Data Clustering Algorithms on the GPU: Challenges and Benefits
Data clustering techniques are an essential component of most data analysis toolkits. With the availability of simplified APIs for using graphics processors as general purpose computing platforms, speed-ups of one to two orders of magnitude for certain types of algorithms can be achieved. While an initial, correct implementation of any given algorithm in GPU-specific code may closely follow an equivalent CPU code, achieving significant speed-ups often requires a complete rethinking of the underlying design decisions. This in turn necessitates a thorough understanding of the challenges involved in programming such massively parallel architectures.
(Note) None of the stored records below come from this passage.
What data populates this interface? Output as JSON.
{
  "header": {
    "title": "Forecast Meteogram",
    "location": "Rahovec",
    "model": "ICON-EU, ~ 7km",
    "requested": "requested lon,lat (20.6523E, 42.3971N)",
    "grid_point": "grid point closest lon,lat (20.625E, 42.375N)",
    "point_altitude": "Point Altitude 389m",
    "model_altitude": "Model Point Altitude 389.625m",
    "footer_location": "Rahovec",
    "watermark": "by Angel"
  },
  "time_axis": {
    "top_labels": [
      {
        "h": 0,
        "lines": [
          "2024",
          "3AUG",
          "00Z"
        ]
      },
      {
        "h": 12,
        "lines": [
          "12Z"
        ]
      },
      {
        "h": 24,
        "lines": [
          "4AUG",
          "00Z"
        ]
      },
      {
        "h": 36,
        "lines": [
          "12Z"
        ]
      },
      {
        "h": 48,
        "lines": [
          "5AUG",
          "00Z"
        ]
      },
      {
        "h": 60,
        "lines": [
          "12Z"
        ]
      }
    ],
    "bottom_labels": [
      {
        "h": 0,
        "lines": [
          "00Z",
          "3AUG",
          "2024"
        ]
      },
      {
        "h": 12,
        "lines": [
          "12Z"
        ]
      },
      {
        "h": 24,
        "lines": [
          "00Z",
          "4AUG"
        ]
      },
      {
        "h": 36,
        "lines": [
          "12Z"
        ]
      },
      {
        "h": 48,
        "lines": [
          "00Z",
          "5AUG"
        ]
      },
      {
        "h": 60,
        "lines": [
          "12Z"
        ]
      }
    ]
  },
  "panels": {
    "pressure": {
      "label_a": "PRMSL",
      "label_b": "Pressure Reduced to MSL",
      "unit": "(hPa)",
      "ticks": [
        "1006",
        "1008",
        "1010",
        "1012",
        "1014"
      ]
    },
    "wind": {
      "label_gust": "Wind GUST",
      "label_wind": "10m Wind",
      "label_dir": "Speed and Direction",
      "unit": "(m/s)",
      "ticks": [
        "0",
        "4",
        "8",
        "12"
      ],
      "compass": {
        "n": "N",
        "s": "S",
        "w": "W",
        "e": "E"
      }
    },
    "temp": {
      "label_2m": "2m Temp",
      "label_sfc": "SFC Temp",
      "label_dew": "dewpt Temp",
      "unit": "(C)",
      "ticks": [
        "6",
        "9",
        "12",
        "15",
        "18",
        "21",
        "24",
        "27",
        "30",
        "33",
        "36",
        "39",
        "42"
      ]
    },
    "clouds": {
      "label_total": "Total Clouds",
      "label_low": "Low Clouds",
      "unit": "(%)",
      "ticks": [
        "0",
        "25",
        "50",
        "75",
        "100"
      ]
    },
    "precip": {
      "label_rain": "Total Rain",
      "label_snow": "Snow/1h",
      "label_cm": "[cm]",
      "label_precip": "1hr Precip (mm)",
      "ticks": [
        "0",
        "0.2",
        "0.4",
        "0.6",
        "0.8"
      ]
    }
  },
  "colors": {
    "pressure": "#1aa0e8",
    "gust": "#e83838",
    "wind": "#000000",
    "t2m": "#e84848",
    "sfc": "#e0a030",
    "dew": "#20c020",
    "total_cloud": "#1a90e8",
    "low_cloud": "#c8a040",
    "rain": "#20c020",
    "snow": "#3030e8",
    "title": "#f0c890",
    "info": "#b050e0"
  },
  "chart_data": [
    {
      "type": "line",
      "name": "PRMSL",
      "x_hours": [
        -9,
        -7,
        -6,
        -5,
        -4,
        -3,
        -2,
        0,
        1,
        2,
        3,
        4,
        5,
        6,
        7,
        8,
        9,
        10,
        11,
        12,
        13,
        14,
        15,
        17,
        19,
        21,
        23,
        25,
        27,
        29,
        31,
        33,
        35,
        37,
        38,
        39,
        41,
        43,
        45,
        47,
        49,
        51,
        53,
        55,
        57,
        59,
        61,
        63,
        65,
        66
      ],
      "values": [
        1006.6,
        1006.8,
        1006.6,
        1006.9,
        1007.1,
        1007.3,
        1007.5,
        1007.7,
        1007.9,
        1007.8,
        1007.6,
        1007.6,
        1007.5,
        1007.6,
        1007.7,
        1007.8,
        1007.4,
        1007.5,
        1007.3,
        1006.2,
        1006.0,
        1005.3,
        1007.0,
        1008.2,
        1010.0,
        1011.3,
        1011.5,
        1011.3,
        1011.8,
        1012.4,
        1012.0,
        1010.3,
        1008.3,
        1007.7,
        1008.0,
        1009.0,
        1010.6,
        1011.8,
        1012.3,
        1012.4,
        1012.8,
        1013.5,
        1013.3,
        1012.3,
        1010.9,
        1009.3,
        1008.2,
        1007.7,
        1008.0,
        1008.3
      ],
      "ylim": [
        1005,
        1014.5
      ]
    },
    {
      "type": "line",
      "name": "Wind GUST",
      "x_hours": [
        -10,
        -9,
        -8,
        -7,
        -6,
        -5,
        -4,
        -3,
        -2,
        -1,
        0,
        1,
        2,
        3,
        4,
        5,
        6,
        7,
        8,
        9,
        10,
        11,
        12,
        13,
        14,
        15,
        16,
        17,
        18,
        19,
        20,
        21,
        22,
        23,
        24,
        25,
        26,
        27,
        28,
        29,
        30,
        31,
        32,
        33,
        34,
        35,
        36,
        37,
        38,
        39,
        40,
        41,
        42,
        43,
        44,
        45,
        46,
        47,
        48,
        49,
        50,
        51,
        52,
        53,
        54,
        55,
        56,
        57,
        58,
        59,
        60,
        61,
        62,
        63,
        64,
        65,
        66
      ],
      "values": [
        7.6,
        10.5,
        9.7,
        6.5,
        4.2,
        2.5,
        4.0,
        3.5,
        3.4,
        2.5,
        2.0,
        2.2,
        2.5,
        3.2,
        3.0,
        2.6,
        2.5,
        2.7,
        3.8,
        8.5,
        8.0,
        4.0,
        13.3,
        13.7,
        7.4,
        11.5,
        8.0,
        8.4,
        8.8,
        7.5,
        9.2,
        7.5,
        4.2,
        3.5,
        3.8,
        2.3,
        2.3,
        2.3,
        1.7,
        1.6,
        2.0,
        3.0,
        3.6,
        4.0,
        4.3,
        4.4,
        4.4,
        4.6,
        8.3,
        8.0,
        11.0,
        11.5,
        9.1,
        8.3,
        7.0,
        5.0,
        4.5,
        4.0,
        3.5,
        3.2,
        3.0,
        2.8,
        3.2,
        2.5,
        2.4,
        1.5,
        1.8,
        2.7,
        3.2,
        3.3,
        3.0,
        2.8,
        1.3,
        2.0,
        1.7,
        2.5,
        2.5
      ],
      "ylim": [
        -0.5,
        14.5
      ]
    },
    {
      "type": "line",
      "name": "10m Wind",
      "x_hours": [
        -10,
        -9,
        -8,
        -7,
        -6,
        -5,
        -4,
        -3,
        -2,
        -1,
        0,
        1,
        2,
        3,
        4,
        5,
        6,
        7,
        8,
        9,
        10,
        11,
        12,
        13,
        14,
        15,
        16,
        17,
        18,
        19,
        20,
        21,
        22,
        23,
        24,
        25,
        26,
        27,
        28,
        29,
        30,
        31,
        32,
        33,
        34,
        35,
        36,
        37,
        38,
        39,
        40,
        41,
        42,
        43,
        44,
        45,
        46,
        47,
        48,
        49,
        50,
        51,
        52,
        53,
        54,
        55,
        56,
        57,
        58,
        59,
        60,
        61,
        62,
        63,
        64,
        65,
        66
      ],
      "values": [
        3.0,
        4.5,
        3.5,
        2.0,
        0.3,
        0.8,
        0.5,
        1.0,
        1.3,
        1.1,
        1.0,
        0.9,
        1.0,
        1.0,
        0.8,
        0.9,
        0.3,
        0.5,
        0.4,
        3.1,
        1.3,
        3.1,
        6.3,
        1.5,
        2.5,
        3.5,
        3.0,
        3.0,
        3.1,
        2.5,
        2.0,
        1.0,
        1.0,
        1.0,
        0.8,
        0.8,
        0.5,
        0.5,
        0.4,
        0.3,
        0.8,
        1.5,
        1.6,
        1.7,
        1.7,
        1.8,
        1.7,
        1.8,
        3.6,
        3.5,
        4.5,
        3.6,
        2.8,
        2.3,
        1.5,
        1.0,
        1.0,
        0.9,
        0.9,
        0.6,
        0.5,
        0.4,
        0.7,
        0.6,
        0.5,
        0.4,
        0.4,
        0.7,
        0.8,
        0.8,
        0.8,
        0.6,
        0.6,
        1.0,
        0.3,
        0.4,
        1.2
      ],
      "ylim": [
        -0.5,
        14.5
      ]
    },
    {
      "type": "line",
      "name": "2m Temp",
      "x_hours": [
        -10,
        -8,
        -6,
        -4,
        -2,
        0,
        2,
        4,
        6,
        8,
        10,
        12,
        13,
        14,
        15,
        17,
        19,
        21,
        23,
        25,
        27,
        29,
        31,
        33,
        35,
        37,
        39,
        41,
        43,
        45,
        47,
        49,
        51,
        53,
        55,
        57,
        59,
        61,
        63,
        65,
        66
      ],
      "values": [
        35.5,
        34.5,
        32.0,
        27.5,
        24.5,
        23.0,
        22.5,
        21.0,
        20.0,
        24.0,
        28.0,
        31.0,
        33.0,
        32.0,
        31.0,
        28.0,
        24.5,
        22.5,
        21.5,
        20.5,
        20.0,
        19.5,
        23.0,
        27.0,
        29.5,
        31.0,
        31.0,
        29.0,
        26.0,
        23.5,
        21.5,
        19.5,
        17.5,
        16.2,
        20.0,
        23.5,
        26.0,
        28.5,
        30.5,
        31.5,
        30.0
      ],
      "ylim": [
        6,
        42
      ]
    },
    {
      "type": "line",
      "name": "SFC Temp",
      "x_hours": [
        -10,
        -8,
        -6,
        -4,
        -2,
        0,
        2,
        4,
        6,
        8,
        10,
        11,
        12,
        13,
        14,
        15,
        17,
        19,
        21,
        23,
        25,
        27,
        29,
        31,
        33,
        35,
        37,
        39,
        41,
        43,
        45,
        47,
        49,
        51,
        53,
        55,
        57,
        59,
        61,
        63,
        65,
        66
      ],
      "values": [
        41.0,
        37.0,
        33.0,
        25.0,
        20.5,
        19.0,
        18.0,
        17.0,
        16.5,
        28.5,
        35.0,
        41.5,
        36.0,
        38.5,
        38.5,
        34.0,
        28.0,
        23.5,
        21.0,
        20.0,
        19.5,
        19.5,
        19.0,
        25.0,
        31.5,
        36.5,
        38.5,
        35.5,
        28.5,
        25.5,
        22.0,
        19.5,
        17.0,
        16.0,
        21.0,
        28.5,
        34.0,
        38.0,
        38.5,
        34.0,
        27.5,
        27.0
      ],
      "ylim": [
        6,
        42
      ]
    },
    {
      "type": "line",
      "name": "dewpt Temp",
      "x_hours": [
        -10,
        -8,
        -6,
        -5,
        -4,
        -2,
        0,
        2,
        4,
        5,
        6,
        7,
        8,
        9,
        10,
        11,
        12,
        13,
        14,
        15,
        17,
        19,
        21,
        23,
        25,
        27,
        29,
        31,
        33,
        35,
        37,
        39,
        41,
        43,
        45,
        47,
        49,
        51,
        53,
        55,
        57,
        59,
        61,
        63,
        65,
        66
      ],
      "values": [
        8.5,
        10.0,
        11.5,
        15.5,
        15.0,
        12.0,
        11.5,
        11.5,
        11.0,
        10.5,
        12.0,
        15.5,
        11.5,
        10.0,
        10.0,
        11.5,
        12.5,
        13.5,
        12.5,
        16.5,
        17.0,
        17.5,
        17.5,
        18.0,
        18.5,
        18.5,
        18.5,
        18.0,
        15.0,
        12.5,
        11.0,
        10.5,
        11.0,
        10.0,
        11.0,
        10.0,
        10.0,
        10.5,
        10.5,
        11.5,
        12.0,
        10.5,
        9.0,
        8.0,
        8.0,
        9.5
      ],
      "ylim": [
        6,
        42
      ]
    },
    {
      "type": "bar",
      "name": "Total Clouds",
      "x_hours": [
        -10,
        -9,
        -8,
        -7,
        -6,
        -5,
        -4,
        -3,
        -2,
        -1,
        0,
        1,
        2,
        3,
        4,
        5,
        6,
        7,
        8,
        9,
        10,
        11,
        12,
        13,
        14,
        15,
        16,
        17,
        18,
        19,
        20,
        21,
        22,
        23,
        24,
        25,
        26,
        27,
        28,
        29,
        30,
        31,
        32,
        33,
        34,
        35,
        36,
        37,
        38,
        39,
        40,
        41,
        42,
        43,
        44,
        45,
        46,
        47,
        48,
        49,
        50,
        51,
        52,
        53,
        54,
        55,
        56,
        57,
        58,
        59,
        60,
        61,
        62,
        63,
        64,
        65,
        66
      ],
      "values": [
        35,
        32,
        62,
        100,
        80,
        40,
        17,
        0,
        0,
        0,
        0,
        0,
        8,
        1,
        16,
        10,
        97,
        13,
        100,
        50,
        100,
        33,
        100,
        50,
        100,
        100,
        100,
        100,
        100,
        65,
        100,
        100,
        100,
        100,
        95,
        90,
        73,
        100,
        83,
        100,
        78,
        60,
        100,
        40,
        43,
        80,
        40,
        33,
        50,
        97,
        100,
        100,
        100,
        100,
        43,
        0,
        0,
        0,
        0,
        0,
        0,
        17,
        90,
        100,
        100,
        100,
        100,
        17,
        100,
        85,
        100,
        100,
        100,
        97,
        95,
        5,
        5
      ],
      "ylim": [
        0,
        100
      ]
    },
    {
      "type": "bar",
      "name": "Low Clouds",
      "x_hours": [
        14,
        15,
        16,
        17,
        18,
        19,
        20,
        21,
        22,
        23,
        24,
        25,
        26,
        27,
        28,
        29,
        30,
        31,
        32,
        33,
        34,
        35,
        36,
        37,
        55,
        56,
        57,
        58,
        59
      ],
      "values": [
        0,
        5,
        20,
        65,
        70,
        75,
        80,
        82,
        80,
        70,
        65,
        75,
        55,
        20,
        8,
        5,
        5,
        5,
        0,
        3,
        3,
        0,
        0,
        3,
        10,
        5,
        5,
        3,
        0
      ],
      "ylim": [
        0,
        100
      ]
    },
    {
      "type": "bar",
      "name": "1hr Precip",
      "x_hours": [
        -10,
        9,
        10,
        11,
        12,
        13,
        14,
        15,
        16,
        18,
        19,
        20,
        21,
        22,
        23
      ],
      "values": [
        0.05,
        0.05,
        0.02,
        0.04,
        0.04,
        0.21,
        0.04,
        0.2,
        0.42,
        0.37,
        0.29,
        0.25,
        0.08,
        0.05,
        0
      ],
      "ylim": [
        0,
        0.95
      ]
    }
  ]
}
Focusing on Nvidias graphics processors and the CUDA compute platform the talk will include a brief introduction to GPU computing before providing an overview of the design considerations and challenges that have to be addressed when writing highly optimized code. The benefits will be discussed by the specific example of a new open-source data clustering library that is being developed jointly by groups at Stanford University and SFSU. This discussion will center around examples such as hierarchical clustering, which is parallelizable only to a certain extent, as well as parallel K-means, an algorithm that is capable of delivering up to two orders of magnitude speed-up for large data sets when compared to serial CPU code.
Dr. Kai Kohlhoff is a Simbios Distinguished Postdoctoral Fellow in Stanford's Bioengineering Department. He is working with Prof. Vijay Pande and Prof. Russ Altman on physics-based simulation of biological systems. Apart from running Molecular Dynamics simulations on proteins that act as receptors in the cell-membrane, one of his key interests is the development of new algorithms that make use of the massively parallel architecture of GPUs. This interest was first sparked by an undergraduate research project during which he wrote assembly code for running particle simulations on the vector processors of a Playstation 2. In collaboration with the Hsu group at SFSU he is working on creating the open-source Campaign data clustering library.
After receiving first degrees in computer science, bioinformatics, and biology from Jacobs University Bremen in Germany, Dr. Kohlhoff completed a Master's in computational biology at the Department of Applied Mathematics and Theoretical Physics at the University of Cambridge, UK. While doing his PhD at the same university he developed a new method to incorporate experimental data from NMR spectroscopy in Molecular Dynamics simulations. His interests include computer graphics, software engineering, analytical geometry, genetics, and the science of aging.